Бэррон берет Southern Comfort, делает еще один глоток прямо из бутылки, а затем с глухим стуком ставит ее на стол.
— Ты уже говорила это, — произносит он со злостью и делает еще один глоток.
И еще один.
Бэррон ставит бутылку обратно и вздыхает.
Я сглатываю, горло горит от сдерживаемых слез.
— Я должна уехать. Я могу уехать.
Тишина заполняет пространство между нами, и я замерла, не зная, что говорить или делать дальше.
Бэррон приподнимает брови, его дыхание ровное и легкое.
— Не будь такой, как она.
Его слова ранят меня. Глубоко.
— Что?
— Не появляйся в их жизни, чтобы уйти прямо перед Рождеством.
Быстро моргаю, пытаясь понять, что он имеет в виду.
— Ты хочешь, чтобы я осталась?
— Я… не знаю, чего хочу, — признается Бэррон. — Я даже не знаю, как реагировать на события последнего часа, но если ты оставишь девочек, уверен, что это разобьет их сердца. Так что не уходи. Останься. Мы сможем обсудить все после Рождества.

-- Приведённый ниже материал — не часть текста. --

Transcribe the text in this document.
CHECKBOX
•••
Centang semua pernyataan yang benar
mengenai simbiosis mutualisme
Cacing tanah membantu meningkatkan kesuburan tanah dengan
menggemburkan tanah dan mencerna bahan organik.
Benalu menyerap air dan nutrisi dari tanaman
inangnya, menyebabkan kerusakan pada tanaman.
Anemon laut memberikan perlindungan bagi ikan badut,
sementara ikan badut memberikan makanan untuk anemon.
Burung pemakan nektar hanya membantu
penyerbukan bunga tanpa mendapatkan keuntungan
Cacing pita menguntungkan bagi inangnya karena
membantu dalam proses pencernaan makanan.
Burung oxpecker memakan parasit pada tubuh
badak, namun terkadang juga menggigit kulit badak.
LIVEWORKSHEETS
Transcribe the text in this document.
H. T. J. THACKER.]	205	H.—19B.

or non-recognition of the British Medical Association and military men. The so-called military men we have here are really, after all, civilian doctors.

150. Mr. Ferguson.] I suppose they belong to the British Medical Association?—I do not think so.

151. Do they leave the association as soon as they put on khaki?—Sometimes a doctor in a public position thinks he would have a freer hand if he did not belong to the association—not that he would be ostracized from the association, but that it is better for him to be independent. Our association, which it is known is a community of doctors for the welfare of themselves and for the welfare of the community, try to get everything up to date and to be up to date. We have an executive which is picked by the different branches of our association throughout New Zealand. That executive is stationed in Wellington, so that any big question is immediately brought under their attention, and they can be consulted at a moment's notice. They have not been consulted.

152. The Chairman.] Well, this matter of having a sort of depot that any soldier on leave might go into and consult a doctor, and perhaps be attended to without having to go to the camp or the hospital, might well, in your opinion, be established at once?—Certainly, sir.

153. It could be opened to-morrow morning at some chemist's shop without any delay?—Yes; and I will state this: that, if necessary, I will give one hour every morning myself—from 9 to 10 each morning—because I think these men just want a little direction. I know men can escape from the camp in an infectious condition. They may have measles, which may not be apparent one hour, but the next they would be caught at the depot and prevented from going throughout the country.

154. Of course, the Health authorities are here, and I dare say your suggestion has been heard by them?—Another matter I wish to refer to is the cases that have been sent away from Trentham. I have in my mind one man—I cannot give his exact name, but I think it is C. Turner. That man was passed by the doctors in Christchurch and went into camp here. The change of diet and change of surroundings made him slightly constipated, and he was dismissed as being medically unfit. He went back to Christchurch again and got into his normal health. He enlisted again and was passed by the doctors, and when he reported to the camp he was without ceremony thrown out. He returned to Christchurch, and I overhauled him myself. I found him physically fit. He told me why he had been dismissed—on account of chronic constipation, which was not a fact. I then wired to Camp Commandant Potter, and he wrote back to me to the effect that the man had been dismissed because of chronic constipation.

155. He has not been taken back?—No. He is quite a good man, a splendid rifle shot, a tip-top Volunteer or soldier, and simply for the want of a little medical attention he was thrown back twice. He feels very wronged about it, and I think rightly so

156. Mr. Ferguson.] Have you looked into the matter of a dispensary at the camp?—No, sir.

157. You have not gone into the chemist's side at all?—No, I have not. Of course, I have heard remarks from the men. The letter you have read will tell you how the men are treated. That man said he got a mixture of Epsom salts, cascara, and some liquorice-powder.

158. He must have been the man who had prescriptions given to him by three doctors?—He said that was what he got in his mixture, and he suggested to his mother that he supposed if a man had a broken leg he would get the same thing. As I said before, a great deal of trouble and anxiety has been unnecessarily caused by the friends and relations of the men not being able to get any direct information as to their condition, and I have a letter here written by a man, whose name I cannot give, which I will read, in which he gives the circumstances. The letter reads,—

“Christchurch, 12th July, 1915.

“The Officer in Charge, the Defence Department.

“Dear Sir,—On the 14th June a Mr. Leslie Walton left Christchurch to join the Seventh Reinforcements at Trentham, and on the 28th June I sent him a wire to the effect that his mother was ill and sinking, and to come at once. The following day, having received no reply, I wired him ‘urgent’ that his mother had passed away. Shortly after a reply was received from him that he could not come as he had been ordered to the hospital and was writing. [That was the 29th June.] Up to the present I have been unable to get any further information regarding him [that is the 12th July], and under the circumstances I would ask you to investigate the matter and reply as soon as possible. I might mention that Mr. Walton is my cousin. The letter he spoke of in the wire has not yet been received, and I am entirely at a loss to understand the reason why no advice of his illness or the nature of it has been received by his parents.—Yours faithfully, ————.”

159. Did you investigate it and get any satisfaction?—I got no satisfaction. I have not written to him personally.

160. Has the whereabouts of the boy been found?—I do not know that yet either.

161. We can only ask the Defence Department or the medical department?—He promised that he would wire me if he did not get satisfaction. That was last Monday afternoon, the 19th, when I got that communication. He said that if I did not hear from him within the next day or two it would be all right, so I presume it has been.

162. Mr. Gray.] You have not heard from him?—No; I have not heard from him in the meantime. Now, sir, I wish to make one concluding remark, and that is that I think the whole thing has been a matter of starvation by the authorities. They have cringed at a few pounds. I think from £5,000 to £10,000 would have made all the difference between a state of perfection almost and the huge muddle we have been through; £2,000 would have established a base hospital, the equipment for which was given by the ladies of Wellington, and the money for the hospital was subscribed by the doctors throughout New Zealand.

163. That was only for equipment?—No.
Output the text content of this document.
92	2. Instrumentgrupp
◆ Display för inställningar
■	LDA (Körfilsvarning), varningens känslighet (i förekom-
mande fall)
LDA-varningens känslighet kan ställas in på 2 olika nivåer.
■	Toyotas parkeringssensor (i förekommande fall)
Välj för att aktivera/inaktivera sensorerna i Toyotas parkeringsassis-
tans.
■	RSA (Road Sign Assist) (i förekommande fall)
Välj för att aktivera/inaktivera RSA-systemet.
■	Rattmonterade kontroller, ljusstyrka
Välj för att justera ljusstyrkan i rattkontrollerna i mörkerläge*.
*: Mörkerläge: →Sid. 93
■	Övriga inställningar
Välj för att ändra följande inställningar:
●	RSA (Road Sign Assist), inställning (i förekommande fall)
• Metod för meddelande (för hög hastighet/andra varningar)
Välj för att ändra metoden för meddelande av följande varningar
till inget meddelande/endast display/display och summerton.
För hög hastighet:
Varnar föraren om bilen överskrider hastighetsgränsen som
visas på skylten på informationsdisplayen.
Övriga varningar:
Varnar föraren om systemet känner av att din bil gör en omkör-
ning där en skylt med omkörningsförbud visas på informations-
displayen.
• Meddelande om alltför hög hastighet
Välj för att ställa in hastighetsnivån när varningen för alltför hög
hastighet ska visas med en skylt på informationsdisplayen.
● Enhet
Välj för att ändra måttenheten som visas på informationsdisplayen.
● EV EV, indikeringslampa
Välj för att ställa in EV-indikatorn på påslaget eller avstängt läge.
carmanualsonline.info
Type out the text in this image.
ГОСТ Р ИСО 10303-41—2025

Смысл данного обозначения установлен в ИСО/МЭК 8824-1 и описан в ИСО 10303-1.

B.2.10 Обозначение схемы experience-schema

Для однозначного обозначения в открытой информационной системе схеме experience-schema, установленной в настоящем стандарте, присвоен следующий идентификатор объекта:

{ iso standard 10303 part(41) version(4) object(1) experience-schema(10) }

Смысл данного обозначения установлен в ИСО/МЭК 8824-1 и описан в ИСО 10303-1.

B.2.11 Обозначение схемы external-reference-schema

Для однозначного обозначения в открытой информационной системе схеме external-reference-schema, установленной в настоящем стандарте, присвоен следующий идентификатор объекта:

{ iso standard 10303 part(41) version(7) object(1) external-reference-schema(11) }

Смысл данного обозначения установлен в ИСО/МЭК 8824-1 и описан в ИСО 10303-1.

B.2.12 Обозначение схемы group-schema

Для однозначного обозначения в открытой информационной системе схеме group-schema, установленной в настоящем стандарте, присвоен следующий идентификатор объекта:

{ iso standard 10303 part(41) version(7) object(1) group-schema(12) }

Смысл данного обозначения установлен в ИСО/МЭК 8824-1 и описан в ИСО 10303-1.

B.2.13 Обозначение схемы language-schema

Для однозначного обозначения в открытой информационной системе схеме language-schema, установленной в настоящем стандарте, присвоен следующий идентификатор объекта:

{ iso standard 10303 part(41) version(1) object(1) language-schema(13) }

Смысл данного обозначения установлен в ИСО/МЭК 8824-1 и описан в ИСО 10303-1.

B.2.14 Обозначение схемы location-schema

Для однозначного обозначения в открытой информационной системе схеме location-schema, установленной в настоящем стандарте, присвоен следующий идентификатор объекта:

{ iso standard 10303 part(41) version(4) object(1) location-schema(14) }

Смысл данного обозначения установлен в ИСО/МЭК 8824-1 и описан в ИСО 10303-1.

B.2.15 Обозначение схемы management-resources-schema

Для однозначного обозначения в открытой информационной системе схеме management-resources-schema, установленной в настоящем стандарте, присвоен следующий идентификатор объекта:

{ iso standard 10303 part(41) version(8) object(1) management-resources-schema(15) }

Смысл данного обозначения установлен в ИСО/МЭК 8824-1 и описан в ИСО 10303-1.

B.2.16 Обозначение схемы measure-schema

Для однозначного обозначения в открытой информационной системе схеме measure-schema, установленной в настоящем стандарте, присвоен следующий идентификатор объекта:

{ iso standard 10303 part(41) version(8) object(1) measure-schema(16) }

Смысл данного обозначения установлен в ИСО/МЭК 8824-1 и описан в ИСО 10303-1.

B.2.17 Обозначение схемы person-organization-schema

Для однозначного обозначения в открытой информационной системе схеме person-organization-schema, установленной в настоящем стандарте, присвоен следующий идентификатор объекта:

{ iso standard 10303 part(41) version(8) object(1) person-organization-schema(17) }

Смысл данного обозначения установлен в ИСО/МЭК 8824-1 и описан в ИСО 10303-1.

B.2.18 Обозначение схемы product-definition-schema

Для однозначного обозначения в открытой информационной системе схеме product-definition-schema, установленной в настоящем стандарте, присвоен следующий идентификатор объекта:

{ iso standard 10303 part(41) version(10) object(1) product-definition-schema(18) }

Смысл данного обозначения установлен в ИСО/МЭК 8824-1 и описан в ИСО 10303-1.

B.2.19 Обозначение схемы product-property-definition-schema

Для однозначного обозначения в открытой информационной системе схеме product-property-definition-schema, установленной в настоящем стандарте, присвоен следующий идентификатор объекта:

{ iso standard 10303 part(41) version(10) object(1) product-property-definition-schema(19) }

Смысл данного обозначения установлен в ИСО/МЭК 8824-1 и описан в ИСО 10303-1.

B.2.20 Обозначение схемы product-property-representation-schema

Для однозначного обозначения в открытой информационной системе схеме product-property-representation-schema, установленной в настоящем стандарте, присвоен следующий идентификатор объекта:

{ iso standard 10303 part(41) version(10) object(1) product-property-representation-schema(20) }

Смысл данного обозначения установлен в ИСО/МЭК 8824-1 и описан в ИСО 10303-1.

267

Слезы катятся по моим щекам. Выражение лица Бэррона смягчается, и он подходит ближе ко мне. Обдумывает свои слова, а затем качает головой.
— Не плачь, — шепчет он, как будто мысль о том, что я плачу, причиняет ему боль.
— Я чувствую себя полной дурочкой. — Плачу, прикрывая лицо руками.
— Ты, отчасти, ею и являешься. — Бэррон издает смешок, затем смеется, но смех звучит неестественно.
Опускаю руки и пристально смотрю на него.
— Ты только что назвал меня дурочкой?
— Так и есть. — Он подносит Southern Comfort к моим губам. — Это должно помочь.
Беру бутылку, делаю несколько глотков и смотрю на Бэррона в упор. Он прав. Алкоголь помогает.
— Ты правда хочешь, чтобы я осталась? Я могу уехать. Пойму, если ты больше никогда не захочешь меня видеть.
Он прикасается к моей щеке рукой.
— Знаешь, что меня больше всего выбесило, когда здесь была Тара?
Умираю от желания узнать, о чем они говорили, но предполагаю, что это должно остаться между ними. Я также не могу игнорировать защитную позицию, которую он занял, когда девочки были рядом с Тарой. Он стоял прямо перед ними.
— То, что Тара увидела девочек?
— Да. — Бэррон кивает, проводя рукой по волосам. — Но в первую очередь то, что она говорила, как будто ты недостаточно хороша.
Мои губы дрожат, потому что впервые в жизни кто-то пробил мою защитную стену. Девушка, которая всегда готова повеселиться, стать душой вечеринки и посмеяться над собой, строит ее вокруг себя, потому что это единственный выход. Я не хочу никого обременять своей печалью, которую хороню глубоко в себе. Я прячусь за юмором, потому что на моем жизненном пути мне говорили раз за разом: «Ты недостаточно хороша, Кейси». Недостаточно худая. Губы не идеальны. Волосы слишком тонкие. Слишком пышные формы. Зубы слишком кривые». Моя мать всегда критиковала меня. Я хотела, чтобы она услышала мой голос, слушала не только себя.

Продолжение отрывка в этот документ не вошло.